Citing unnamed sources, The Guardian on Wednesday reported that the U.K.’s Tory government “will consider suspending arms export licenses to Israel” if the country’s military goes ahead with a ground invasion of Rafah, a severely overcrowded city near Gaza’s border with Egypt.
The U.K. has licensed more than £474 million worth of military exports to Israel over the past decade, according to Human Rights Watch (HRW).
In December, HRW and other rights groups warned that “the U.K. risks being complicit in and facilitating serious violations of international humanitarian law if it fails to halt arms exports to Israel immediately.”
“Our organizations demand an immediate suspension of arms transfers to all parties to the current conflict,” the groups wrote in a joint letter. “For the U.K. government, this requires a halt to the arming of Israel. Failure to do so risks the government breaching its own laws and being complicit in grave abuses.”
dizzy: While this is a very good account of what happened, I’m going to emphasize some extra issues. While the Speaker is supposed to be impartial he is acually an MP, currently a Labour MP. Labour Leader Keir Starmer acted improperly by effectively ‘lobbying’ the Speaker in person yesterday. Starmer has said that he didn’t threaten or impose pressure on the Speaker. I suggest that lobbying him in any way is out of order. The Speaker claims that he was concerned for MPs safety, that they are getting confronted by their constituents.
The winner from yesterday’s events is Keir Starmer since huge numbers – perhaps a hundred – of Labour MPs were expected to vote for the SNP’s motion against their party’s instruction.
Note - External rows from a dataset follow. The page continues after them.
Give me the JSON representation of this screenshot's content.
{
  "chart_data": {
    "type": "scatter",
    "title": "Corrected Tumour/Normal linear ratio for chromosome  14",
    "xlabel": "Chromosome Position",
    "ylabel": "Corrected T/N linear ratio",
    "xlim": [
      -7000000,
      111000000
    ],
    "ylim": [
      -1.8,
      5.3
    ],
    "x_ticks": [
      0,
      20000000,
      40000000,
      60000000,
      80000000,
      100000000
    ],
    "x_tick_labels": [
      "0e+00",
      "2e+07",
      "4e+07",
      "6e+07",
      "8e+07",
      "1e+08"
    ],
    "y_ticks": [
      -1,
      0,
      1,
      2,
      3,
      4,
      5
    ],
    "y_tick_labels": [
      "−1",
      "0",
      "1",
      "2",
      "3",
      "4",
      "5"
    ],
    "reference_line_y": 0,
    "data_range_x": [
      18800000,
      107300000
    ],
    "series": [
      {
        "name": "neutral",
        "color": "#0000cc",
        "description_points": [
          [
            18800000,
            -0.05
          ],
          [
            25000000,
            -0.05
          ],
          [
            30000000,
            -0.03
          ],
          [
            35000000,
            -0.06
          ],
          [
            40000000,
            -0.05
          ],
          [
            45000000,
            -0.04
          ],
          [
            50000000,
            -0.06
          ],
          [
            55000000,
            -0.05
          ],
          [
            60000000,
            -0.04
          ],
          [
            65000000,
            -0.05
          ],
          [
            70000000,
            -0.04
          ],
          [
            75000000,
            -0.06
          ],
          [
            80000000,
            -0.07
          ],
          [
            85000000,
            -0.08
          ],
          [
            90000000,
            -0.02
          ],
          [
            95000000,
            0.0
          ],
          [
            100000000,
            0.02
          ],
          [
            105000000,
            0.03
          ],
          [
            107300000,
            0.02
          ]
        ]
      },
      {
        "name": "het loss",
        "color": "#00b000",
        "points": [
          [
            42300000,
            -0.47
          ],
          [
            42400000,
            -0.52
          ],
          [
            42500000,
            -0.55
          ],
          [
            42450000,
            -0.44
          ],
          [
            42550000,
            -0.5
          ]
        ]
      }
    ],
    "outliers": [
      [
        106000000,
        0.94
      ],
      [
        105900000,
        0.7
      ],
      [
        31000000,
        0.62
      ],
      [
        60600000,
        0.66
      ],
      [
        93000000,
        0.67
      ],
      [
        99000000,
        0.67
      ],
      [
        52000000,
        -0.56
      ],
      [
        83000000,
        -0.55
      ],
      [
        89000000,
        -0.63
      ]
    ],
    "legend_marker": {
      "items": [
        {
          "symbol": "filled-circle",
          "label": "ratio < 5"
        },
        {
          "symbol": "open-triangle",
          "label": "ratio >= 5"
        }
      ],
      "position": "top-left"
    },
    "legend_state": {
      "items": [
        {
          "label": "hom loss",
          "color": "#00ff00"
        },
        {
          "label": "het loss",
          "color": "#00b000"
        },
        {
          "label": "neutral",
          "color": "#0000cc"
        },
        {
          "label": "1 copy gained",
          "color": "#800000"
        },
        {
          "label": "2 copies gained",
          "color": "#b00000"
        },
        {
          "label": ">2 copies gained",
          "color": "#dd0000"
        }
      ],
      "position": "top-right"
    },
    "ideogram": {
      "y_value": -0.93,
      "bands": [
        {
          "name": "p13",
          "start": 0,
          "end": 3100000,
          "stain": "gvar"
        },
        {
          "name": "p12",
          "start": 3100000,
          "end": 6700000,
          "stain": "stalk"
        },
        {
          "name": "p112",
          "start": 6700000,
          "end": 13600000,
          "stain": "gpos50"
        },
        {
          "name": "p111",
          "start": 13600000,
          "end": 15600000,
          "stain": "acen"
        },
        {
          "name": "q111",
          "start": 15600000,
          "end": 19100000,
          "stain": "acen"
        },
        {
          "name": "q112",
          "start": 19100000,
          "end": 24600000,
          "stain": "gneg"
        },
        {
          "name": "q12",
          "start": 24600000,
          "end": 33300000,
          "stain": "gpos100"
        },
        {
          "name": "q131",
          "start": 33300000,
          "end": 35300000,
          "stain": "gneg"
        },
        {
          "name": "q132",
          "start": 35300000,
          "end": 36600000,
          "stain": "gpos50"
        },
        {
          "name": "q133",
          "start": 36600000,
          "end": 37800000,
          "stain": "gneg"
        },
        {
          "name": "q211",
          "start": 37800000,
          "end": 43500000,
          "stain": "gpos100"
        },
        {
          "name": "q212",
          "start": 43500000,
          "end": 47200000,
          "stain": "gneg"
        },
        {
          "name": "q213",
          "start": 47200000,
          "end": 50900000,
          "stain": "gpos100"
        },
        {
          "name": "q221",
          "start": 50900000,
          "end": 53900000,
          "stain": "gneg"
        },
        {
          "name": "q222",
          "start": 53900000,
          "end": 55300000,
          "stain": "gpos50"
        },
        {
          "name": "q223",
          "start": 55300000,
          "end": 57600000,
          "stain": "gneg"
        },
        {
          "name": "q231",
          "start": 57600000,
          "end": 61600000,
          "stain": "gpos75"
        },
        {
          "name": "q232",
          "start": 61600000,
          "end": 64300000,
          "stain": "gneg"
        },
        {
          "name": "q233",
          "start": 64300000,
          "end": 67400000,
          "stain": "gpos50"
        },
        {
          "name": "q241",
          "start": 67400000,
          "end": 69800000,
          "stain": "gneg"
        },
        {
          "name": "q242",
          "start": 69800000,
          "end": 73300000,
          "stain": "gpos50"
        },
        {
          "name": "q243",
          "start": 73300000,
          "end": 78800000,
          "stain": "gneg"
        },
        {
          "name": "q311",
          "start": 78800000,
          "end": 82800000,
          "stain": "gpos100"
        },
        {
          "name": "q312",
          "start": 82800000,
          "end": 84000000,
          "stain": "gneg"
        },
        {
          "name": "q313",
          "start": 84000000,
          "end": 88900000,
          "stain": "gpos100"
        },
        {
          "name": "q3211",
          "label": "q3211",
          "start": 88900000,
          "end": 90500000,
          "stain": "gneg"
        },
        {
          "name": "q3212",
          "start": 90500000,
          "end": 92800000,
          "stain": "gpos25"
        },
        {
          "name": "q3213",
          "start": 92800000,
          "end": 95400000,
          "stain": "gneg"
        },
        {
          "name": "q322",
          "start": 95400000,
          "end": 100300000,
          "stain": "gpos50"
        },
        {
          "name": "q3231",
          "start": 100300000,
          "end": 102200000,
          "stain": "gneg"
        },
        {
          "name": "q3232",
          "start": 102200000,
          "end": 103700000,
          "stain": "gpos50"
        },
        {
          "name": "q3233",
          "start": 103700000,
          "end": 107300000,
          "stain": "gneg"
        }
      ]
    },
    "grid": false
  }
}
I consider that the Speaker should not be concerned with MPs’ safety and that they should be expected to be confronted by their constituents. The point here is that if you don’t want to be accused of complicity in genocide don’t be complicit in genocide.
24/2/24 I’ve used the wrong term ‘lobbying’. MPs are whipped by their own parties to follow their party’s chosen course of action.